Exposures: Carotid endarterectomy and carotid artery stenting.
Main outcomes and measures: Revascularization rates per 100 000 beneficiary-years of fee-for-service enrollment, in-hospital mortality, 30-day stroke or death, 30-day stroke, myocardial infarction, or death, 30-day all-cause mortality, and 1-year stroke.
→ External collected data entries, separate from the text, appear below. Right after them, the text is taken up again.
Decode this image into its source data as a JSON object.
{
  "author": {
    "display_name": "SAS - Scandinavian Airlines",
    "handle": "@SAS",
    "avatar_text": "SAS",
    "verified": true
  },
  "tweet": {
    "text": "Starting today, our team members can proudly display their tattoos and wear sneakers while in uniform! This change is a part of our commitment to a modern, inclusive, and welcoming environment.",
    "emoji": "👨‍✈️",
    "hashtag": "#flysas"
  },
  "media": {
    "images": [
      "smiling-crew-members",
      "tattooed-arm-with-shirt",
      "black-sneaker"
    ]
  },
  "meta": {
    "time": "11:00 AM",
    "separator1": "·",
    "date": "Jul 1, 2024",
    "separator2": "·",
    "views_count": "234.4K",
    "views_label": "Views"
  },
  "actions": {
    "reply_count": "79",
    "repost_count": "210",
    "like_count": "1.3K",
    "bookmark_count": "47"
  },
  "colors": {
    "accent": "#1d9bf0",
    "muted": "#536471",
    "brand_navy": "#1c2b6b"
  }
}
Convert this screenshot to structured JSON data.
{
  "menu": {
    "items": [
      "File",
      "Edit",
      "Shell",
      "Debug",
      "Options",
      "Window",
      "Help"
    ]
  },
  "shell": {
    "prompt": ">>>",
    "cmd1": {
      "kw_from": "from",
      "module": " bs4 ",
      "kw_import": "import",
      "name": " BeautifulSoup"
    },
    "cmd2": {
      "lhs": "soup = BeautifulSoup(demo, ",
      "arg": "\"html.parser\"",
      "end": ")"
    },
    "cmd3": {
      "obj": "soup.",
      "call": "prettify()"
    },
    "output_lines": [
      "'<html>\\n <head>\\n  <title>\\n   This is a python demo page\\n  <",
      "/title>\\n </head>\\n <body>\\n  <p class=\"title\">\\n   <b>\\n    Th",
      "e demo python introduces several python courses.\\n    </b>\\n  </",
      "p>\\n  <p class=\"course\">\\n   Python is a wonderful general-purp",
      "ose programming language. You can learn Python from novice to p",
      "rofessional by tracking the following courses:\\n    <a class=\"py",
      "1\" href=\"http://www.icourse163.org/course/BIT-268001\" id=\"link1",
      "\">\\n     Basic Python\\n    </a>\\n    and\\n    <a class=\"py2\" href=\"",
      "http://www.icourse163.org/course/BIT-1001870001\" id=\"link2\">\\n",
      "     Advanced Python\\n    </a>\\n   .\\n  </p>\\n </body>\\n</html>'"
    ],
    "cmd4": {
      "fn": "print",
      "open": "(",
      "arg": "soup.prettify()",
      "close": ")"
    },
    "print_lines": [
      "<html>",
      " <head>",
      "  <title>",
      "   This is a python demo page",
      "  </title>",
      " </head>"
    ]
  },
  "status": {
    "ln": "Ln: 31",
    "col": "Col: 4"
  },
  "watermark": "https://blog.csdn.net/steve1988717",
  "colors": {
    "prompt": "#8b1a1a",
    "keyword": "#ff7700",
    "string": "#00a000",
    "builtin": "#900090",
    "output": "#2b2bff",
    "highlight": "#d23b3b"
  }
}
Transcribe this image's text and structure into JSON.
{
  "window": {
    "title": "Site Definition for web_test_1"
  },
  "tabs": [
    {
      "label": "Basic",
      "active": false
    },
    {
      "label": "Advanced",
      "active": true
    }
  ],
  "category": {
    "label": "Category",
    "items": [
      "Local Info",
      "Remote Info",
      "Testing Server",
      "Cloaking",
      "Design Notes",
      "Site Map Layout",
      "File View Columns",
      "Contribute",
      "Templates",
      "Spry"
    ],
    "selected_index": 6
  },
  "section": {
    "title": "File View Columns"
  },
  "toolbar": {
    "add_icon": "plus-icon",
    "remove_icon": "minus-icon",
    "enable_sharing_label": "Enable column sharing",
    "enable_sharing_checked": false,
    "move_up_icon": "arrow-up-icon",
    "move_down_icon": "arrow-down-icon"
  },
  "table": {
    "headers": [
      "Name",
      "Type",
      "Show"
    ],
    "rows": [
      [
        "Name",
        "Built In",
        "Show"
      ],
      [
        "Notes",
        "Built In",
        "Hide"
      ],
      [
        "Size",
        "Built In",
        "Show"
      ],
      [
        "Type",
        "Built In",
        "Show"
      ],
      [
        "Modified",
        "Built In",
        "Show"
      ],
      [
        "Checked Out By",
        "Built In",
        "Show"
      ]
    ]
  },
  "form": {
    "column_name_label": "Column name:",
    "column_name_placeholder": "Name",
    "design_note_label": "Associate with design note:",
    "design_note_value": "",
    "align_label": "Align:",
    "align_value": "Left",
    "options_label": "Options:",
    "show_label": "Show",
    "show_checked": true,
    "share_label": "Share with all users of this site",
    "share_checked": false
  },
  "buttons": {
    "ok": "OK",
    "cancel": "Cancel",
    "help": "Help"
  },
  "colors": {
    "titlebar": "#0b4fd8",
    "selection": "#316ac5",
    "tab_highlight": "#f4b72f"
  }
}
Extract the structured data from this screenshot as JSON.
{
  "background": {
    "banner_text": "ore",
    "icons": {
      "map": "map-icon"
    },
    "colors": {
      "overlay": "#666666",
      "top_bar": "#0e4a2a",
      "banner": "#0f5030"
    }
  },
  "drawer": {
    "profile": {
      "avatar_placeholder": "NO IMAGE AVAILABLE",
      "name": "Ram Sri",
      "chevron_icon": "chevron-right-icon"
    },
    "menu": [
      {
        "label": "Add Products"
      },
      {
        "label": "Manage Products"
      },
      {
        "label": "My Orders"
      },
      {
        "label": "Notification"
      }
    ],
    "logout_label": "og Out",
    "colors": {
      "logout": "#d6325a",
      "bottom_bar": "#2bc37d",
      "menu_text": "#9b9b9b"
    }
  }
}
Results: During the study, 937 111 unique patients underwent carotid endarterectomy (mean age, 75.8 years; 43% women) and 231 077 underwent carotid artery stenting (mean age, 75.4 years; 49% women). There were 81 306 patients who underwent endarterectomy in 1999 and 36 325 in 2014; national rates per 100 000 beneficiary-years decreased from 298 in 1999-2000 to 128 in 2013-2014 (P < .001). The number of patients who underwent stenting ranged from 10 416 in 1999 to 22 865 in 2006 (an increase per 100 000 beneficiary-years from 40 in 1999-2000 to 75 in 2005-2006; P < .001); by 2014, there were 10 208 patients who underwent stenting and the rate decreased to 38 per 100 000 beneficiary-years (P < .001). Outcomes improved over time despite increases in vascular risk factors (eg, hypertension prevalence increased from 67% to 81% among patients who underwent endarterectomy and from 61% to 70% among patients who underwent stenting) and the proportion of symptomatic patients (all P < .001). There were adjusted annual decreases in 30-day ischemic stroke or death of 2.90% (95% CI, 2.63% to 3.18%) among patients who underwent endarterectomy and 1.13% (95% CI, 0.71% to 1.54%) among patients who underwent stenting; an absolute decrease from 1999 to 2014 was observed for endarterectomy (1.4%; 95% CI, 1.2% to 1.5%) but not stenting (-0.1%; 95% CI, -0.5% to 0.4%). Rates for 1-year ischemic stroke decreased after endarterectomy (absolute decrease, 3.5% [95% CI, 3.2% to 3.7%]; adjusted annual decrease, 2.17% [95% CI, 2.00% to 2.34%]) and stenting (absolute decrease, 1.6% [95% CI, 1.2% to 2.1%]; adjusted annual decrease, 1.86% [95% CI, 1.45%-2.26%]). Additional improvements were noted for in-hospital mortality, 30-day stroke, myocardial infarction, or death, and 30-day all-cause mortality as well as within demographic subgroups.
Conclusions and relevance: Among fee-for-service Medicare beneficiaries, the performance of carotid endarterectomy declined from 1999 to 2014, whereas the performance of carotid artery stenting increased until 2006 and then declined from 2007 to 2014. Outcomes improved despite increases in vascular risk factors.